Here's how it comes out:

enter image description here

click for full resolution

  • 2
    Hi Dana_15 and welcome to GDSE. First of all it would be nice to see some screenshots of your issue. It sounds familiar, but I can't be sure without seeing something visual. Secondly it sounds a bit strange that you have to copy things back and forth between the applications. Is there a reason why you don't just export a PDF of your design from Illustrator? Why must you make a tiff in Photoshop?
    – Wolff
    Commented Dec 10, 2019 at 22:33
  • YES for the screenshot :)
    – Adriano
    Commented Dec 11, 2019 at 0:17
  • 1
    Typically if you must use both apps, you use Photoshop and copy/paste vector content from AI or create shape/vector layers within Photoshop. Or conversely... you place raster images (psd) in an AI file and then stay in AI. It's actually rare that one would want to roundtrip from AI to PS back to AI. The "line" you are seeing is most probably due to raster anti-aliasing.... but without a visual sample it's hard to say for certain.
    – Scott
    Commented Dec 11, 2019 at 3:19
  • Thank you for your answers! Yes I should've provided screenshots, here they are: ibb.co/5B3X4Vb (what it should look like) vs. how it comes out (you see a thin white layer around the design: ibb.co/TWDSjcY
    – Dana_15
    Commented Dec 11, 2019 at 17:23
  • Something's definitely there, but hard to guess why. Most likely a leftover from something you did in the process, which is a bit confusing in itself. Why paste things back and forth between AI and PS? Do your work in PS, bring any vector stuff from AI (try both pasting AND importing), generate the TIFF from PS.
    – Lucian
    Commented Dec 11, 2019 at 18:07

2 Answers 2


Based upon this .. I can only assume you mean that slightly lighter grey area around the entire piece.

Circled in green here...

enter image description here

That would appear to be a black somewhere which fails to match a black in the "other" application. I.E. In AI it's 100%K.. in PS it's 10R10G10B which looks like black but is not the same as 100%K.

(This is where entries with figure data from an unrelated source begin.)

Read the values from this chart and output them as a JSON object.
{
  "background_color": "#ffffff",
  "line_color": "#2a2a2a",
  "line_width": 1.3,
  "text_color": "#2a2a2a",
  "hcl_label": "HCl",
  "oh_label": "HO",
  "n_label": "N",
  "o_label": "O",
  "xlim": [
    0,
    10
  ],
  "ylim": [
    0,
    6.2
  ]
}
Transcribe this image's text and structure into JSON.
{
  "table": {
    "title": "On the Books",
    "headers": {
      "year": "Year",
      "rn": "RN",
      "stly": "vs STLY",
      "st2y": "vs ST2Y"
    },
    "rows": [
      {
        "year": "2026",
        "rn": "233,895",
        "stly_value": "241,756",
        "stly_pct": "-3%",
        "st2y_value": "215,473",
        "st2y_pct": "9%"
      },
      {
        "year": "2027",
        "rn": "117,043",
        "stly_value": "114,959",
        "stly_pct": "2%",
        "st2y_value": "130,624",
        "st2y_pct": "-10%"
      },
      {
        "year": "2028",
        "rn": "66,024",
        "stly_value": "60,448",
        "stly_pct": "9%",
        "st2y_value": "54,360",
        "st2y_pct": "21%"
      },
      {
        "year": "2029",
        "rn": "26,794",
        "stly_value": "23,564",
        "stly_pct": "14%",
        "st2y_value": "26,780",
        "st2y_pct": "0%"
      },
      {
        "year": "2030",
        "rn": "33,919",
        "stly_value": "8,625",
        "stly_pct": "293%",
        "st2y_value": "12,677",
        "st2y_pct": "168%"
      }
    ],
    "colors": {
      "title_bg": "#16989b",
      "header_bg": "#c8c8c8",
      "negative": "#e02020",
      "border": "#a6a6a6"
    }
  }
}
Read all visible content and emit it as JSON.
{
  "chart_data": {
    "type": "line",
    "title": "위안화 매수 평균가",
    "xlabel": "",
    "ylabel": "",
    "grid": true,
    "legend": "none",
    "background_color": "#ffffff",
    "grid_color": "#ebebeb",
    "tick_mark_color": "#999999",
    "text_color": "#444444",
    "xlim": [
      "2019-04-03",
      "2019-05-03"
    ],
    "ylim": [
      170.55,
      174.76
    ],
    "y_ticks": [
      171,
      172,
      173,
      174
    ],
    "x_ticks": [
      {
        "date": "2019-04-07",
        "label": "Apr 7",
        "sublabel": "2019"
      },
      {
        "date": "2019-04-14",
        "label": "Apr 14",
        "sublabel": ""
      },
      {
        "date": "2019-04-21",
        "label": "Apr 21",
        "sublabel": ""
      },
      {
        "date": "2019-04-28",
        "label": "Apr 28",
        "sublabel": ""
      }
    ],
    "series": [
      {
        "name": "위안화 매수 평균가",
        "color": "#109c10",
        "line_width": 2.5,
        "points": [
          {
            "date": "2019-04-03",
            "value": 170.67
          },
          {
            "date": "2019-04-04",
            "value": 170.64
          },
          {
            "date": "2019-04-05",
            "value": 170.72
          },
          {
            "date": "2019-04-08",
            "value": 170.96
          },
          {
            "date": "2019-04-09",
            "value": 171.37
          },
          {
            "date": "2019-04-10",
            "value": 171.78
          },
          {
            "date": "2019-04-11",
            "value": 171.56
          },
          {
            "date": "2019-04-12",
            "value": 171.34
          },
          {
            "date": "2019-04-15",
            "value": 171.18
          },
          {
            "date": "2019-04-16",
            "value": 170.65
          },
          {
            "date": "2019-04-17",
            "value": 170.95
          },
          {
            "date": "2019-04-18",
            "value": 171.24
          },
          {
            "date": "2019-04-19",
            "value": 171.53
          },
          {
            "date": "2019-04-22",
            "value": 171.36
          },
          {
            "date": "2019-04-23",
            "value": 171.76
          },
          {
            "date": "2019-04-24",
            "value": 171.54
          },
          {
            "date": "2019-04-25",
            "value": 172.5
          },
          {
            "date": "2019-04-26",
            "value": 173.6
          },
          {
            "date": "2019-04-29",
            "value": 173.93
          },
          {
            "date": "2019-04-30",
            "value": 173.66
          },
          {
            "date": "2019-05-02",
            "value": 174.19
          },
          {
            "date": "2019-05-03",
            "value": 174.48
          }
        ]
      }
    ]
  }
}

I'm afraid, in general it would take direct file examination to determine the cause of this area. That is, unfortunately off-topic here. However, if the lighter background area is being introduced after the image returns from Photoshop, then it is most probably introduced in Photoshop due to some method or mask not being actual black. So you may want to look there first.

It is not uncommon to paint in Phothsop with what you think is black only to see it's not true black later. This can be especially true of mixing RGB and CMYK colors. i.e. The AI file is CMYK, the PS file is RGB or vice versa. Or that a mask is not actually full black due sometimes to poor color calibration or a brush being inexplicably set to 99% opacity (which happens to me constantly.)

One thing I also thought of.. if you are using an Opacity Mask in AI, you'll want to ensure the black on the mask is 100C/100M/100Y/100K or 0R/0G/0B... anything less than these values will create a slightly less than opaque mask - resulting in the "scum dot"-like appearance in many instances. Other than targets and marks for printing.. Opacity masks are the only other area where using the "Registration" swatch for a black is a good idea. (note opacity mask, not "clipping mask" - they aren't the same thing.)

  • Thank you so much, Scott! I will definitely check the blacks in both photoshop and illustrator
    – Dana_15
    Commented Dec 11, 2019 at 22:53
  • @Dana_15 answer updated with another possible cause.
    – Scott
    Commented Dec 11, 2019 at 23:57
  • Yes, it was a clipping mask, all blacks used were 100% black. What I eventually did was flatten transparency on the entire group of the design (all the way on raster in the settings, not vector) copied it into Photoshop and it did the job. Thank you all!
    – Dana_15
    Commented Dec 12, 2019 at 16:43

.. there is a thin, almost transparent color around the design which I am unable to avoid ..

Without a screenshot, we can't know what you have there, but make sure the border in your AI file does not have a stroke or shadow or glow or similar effect applied.

Select that border in AI and look at the Appearance panel to check if there's anything applied to it, before pasting into PS.

  • 1
    I initially thought the same as you, but now I think the OP isn't talking about a thin stroke but the whole transparent area having a "thin" (= vague) color?